Week in review: May 7
Now that the magic-removal branch has merged and we're focusing all Django development on a single place, it's time to get back in the groove of "week in review" entries.
Aside from the huge news of the magic-removal merge, here are the highlights of the Django improvements that happened after the merge:
- Changeset 2815: Fixed off-by-one line number in heading of debug error pages.
- Changeset 2817: Accessing many-to-many relationships without a PK value now throws an exception. Thanks, Luke Plant.
- Changeset 2840: Fixed broken nav links in password_change_done admin page. Thanks for reporting, mdt@emdete.de.
- Changeset 2841: Made django/contrib/auth/create_superuser.py a command-line function, and added docs.
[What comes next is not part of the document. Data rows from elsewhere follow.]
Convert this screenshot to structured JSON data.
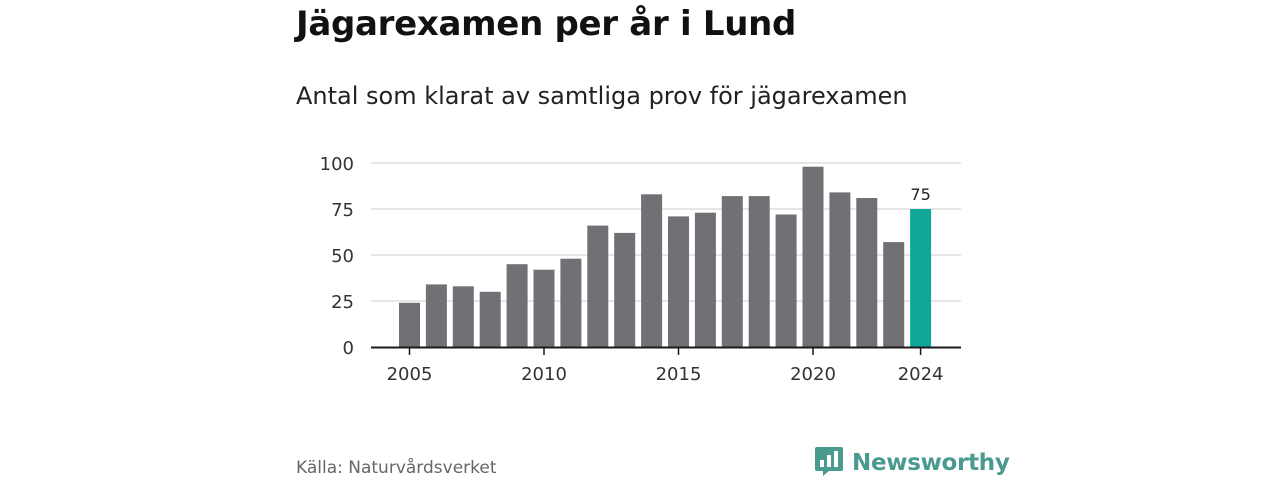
{
  "title": "Jägarexamen per år i Lund",
  "subtitle": "Antal som klarat av samtliga prov för jägarexamen",
  "source": "Källa: Naturvårdsverket",
  "brand": {
    "name": "Newsworthy",
    "logo_icon": "bar-chart-speech-bubble-icon",
    "color": "#4a9a90"
  },
  "colors": {
    "bar": "#717075",
    "highlight": "#0ea79a",
    "grid": "#d6d6d6",
    "axis": "#1a1a1a"
  },
  "chart_data": {
    "type": "bar",
    "x": [
      2005,
      2006,
      2007,
      2008,
      2009,
      2010,
      2011,
      2012,
      2013,
      2014,
      2015,
      2016,
      2017,
      2018,
      2019,
      2020,
      2021,
      2022,
      2023,
      2024
    ],
    "values": [
      24,
      34,
      33,
      30,
      45,
      42,
      48,
      66,
      62,
      83,
      71,
      73,
      82,
      82,
      72,
      98,
      84,
      81,
      57,
      75
    ],
    "highlight_index": 19,
    "data_labels": [
      {
        "index": 19,
        "text": "75"
      }
    ],
    "xticks": [
      "2005",
      "2010",
      "2015",
      "2020",
      "2024"
    ],
    "yticks": [
      "0",
      "25",
      "50",
      "75",
      "100"
    ],
    "ylim": [
      0,
      100
    ],
    "grid": true
  }
}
- Changeset 2842: Added rlcompleter autocompletion to 'manage.py shell' if IPython is not used. This gives you the benefit of tab completion (Unix only) even if you don't have IPython installed.
- Changeset 2843: The LocaleMiddleware now sets the Content-Language header. Thanks, ubernostrum.
- Changeset 2845: Fixed a Windows error in django.core.management. Thanks, ross.lazarus@gmail.com.
- Changeset 2847: Added svn:ignore for pyc files for all Django packages. Thanks for the idea, Christopher Lenz.
- Changeset 2851: Fixed a bug in the date conversion in the SQLite backend. Thanks, dart@google.com.
- Changeset 2852: Improved runserver to display 'CONTROL-C' vs. 'CTRL-BREAK' based on the current platform. It's the little details like this that really count.
- Changeset 2864: The debug view no longer assumes _get_lines_from_file returns None. Thanks, django@binaryfeed.org.
In other Django news:
- Wow. Jeff Croft's blog entry about converting his site to Django attracted a ton of attention. It hovered near the top of del.icio.us popular for quite some time and attracted a lot of blog chatter. I've seen a lot of new names on the django-users mailing list, too. To all new Django users: Welcome! And, I gotta say, Jeff's site looks really slick.
- None other than Python creator Guido van Rossum writes: "Django is gaining steam big way. Last week, a special baypiggies (Bay Area Python Interest Group) meeting drew huge crowds to listen to Django developer Jacob Kaplan-Moss. ... Several Googlers are asking about Django too!"
- Chris McAvoy wrote Django should be on MySpace. Well, I'm not quite sure how this happened, but the framework signed itself up for an account and created a page! Word on the street is, it's anxious to make new friends.
- Eugene Lazutkin wrote about his migration to magic-removal. He includes some good pointers worth reading and says: "In general the whole process was painless and left me completely satisfied with the outcome and code changes."
- Trevor F. Smith: "Michael and I are coding a couple of small apps using the django web framework, which is built by people with the sensitivity to know what can and cannot be solved well in a framework and with the taste to leave out everything else."
- "Django is cool. Calling it "Rails for Python" does it a disservice."
- Chase Davis writes about an in-house Boston Globe project using Django: "Sure, I could write a PHP or ASP frontend, but coding all the validation conditions would take at least a couple tedious hours. With Django, I’ll have this thing up and running in 10 minutes, validation and all. Less time developing boring applications = more time working on fun projects. For database-driven applications, data-entry forms and general information accessibility, Django takes the prize for speed and simplicity."
- As seen on Jacob's weblog: Eric Walstad posted a J2EE-to-Django success story to the django-users mailing list. He went from 40,000 lines of Java/JSP (without unit tests or documentation) to 25,000 lines of Python/Django templates (complete with docstrings and unit tests). Says Eric: "All things considered, this app has been a huge success for me, my team and our clients. Three cheers for Python and Django!"